В Казахстане и в Магадане,
Среди снега и ковыля...
Разве есть земля богоданней,
Чем безбожная та земля?!
Советская система боялась даже мёртвого Галича. Его вдова Ангелина Николаевна получила огромное количество телеграмм с выражением глубокого соболезнования, в том числе от А.Сахарова и Л.Копелева. Культурная Россия и вся Европа прощались со своим выдающимся представителем.
Что же произошло с преуспевающим членом Союзов советских писателей и кинематографистов: драматургом, сценаристом большого количества кинофильмов, автором популярных песен для молодёжи на рубеже его пятидесятилетия?
Вот как сам Галич объяснял происшедшее: «Я уже всё видел. Я уже был благополучным сценаристом, благополучным драматургом, благополучным советским холуем. И я понял, что я так больше не могу. Что я должен, наконец-то, заговорить в полный голос, заговорить правду...»
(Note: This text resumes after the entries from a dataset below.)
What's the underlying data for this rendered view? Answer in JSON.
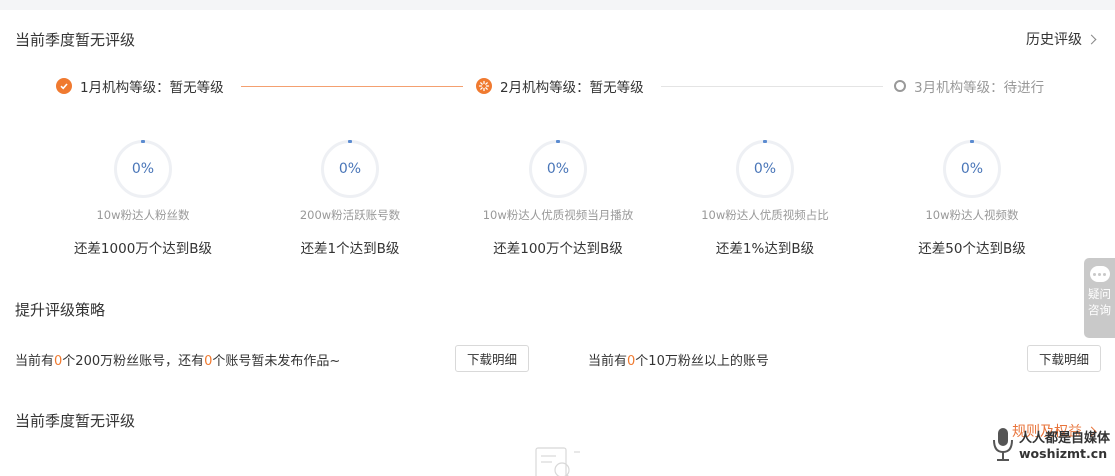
{
  "header": {
    "title": "当前季度暂无评级",
    "history_link": "历史评级"
  },
  "steps": [
    {
      "label": "1月机构等级：暂无等级",
      "status": "done"
    },
    {
      "label": "2月机构等级：暂无等级",
      "status": "current"
    },
    {
      "label": "3月机构等级：待进行",
      "status": "pending"
    }
  ],
  "metrics": [
    {
      "percent": "0%",
      "label": "10w粉达人粉丝数",
      "gap": "还差1000万个达到B级"
    },
    {
      "percent": "0%",
      "label": "200w粉活跃账号数",
      "gap": "还差1个达到B级"
    },
    {
      "percent": "0%",
      "label": "10w粉达人优质视频当月播放",
      "gap": "还差100万个达到B级"
    },
    {
      "percent": "0%",
      "label": "10w粉达人优质视频占比",
      "gap": "还差1%达到B级"
    },
    {
      "percent": "0%",
      "label": "10w粉达人视频数",
      "gap": "还差50个达到B级"
    }
  ],
  "strategy": {
    "title": "提升评级策略",
    "left": {
      "p1": "当前有",
      "n1": "0",
      "p2": "个200万粉丝账号，还有",
      "n2": "0",
      "p3": "个账号暂未发布作品~",
      "button": "下载明细"
    },
    "right": {
      "p1": "当前有",
      "n1": "0",
      "p2": "个10万粉丝以上的账号",
      "button": "下载明细"
    }
  },
  "section2": {
    "title": "当前季度暂无评级",
    "rules_link": "规则及权益"
  },
  "side_widget": {
    "line1": "疑问",
    "line2": "咨询"
  },
  "watermark": {
    "cn": "人人都是自媒体",
    "en": "woshizmt.cn"
  },
  "colors": {
    "accent": "#f07a30",
    "ring_text": "#4a76b8",
    "muted": "#999999"
  }
}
Интересно, что его, как Б.Окуджаву и А.Городницкого, вдохновлял пример декабристов. Почти через 150 лет после восстания на Сенатской площади он писал:
И всё так же, не проще,
Век наш пробует нас —
Можешь выйти на площадь,
Смеешь выйти на площадь,
Можешь выйти на площадь,
Смеешь выйти на площадь
В тот назначенный час?!
И, несмотря на всё своё «благополучие», Галич вышел на площадь.
Не моя это, вроде, боль,
Так чего я кидаюсь в бой?
А вела меня в бой судьба
Как солдата ведёт труба.
Галич жил в эпоху расцвета бардовской песни. Вряд ли когда-нибудь повторится такое созвездие имён как Высоцкий, Окуджава, Городницкий, Берковский, Визбор, Ким, Кукин, Клячкин. Каждый из них вошёл в историю русской культуры. И тем не менее... Галич даже среди них стоит особняком. Для большинства советских бардов был характерен «эзопов язык», что было понятно и объяснимо в гнилостное время маразматического застоя. Галич в своих песнях называл вещи и события своими именами, по-существу, играя с огнём. Елена Боннэр как-то сказала о Галиче: «В какой-то момент талант становится сильнее инстинкта самосохранения».
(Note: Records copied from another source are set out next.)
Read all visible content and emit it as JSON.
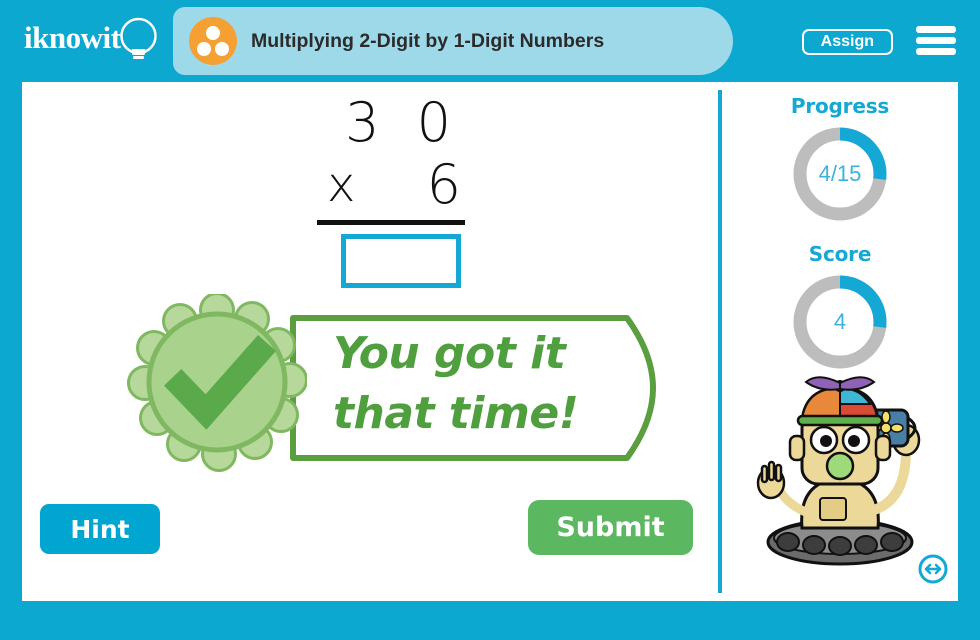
{
  "header": {
    "logo_text": "iknowit",
    "logo_icon": "lightbulb-icon",
    "lesson_title": "Multiplying 2-Digit by 1-Digit Numbers",
    "lesson_icon": "three-dots-circle-icon",
    "assign_label": "Assign",
    "menu_icon": "hamburger-menu-icon",
    "bar_color": "#0da8d0",
    "title_pill_color": "#9ed9ea",
    "lesson_icon_color": "#f5a033"
  },
  "question": {
    "operand1": "3 0",
    "operator": "x",
    "operand2": "6",
    "answer_value": "",
    "answer_placeholder": "",
    "input_border_color": "#16a8d4"
  },
  "feedback": {
    "message_line1": "You got it",
    "message_line2": "that time!",
    "badge_icon": "check-rosette-icon",
    "color": "#4f9f3f",
    "badge_fill": "#a8d08d",
    "badge_ring": "#6aab4e"
  },
  "actions": {
    "hint_label": "Hint",
    "hint_color": "#00a5d0",
    "submit_label": "Submit",
    "submit_color": "#5cb860"
  },
  "sidebar": {
    "progress": {
      "label": "Progress",
      "value": "4/15",
      "completed": 4,
      "total": 15,
      "percent": 27,
      "arc_color": "#16a8d4",
      "track_color": "#bdbdbd"
    },
    "score": {
      "label": "Score",
      "value": "4",
      "percent": 27,
      "arc_color": "#16a8d4",
      "track_color": "#bdbdbd"
    },
    "mascot_icon": "robot-mascot-with-watering-can",
    "resize_icon": "horizontal-resize-arrows-icon"
  }
}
Обличая безразличие абсолютного большинства советских людей к преступной интервенции в Чехословакию, Галич писал:
А танки идут по вацлавской брусчатке,
И наш бронепоезд стоит у Градчан.
...А я умываю руки!
А он умывает руки,
Спасая свой жалкий Рим!
И нечего притворяться —
Мы ведаем, что творим!
Здесь я хочу сделать небольшое отступление, так как современные читатели не поймут той ненависти и одновременно — боязни, которые Галич вызывал у Кремля. Для иллюстрации приведу пример из своей жизни. У меня был самый близкий друг — Лёня Барон (он рано и трагически ушёл из жизни). Мы оба страстно любили бардовскую песню, но если для меня это было хобби, то для него — жизнь. Я уже не помню точную хронологию событий: по-моему, это было в семидесятых годах; он жил в Риге, а я — в Минске (десять часов езды ночным поездом). У обоих были знаменитые магнитофоны «Яуза» и довольно солидные фонотеки. Но у Лёни была великолепная фонотека записей Галича, у меня — крохи. И вот однажды я собрался к нему в гости, чтобы переписать Галича. Мой самый близкий друг твёрдо сказал: «Нет. Если тебя застукают в поезде с этими записями, пришьют срок и тебе, и мне. Хочешь слушать — пожалуйста».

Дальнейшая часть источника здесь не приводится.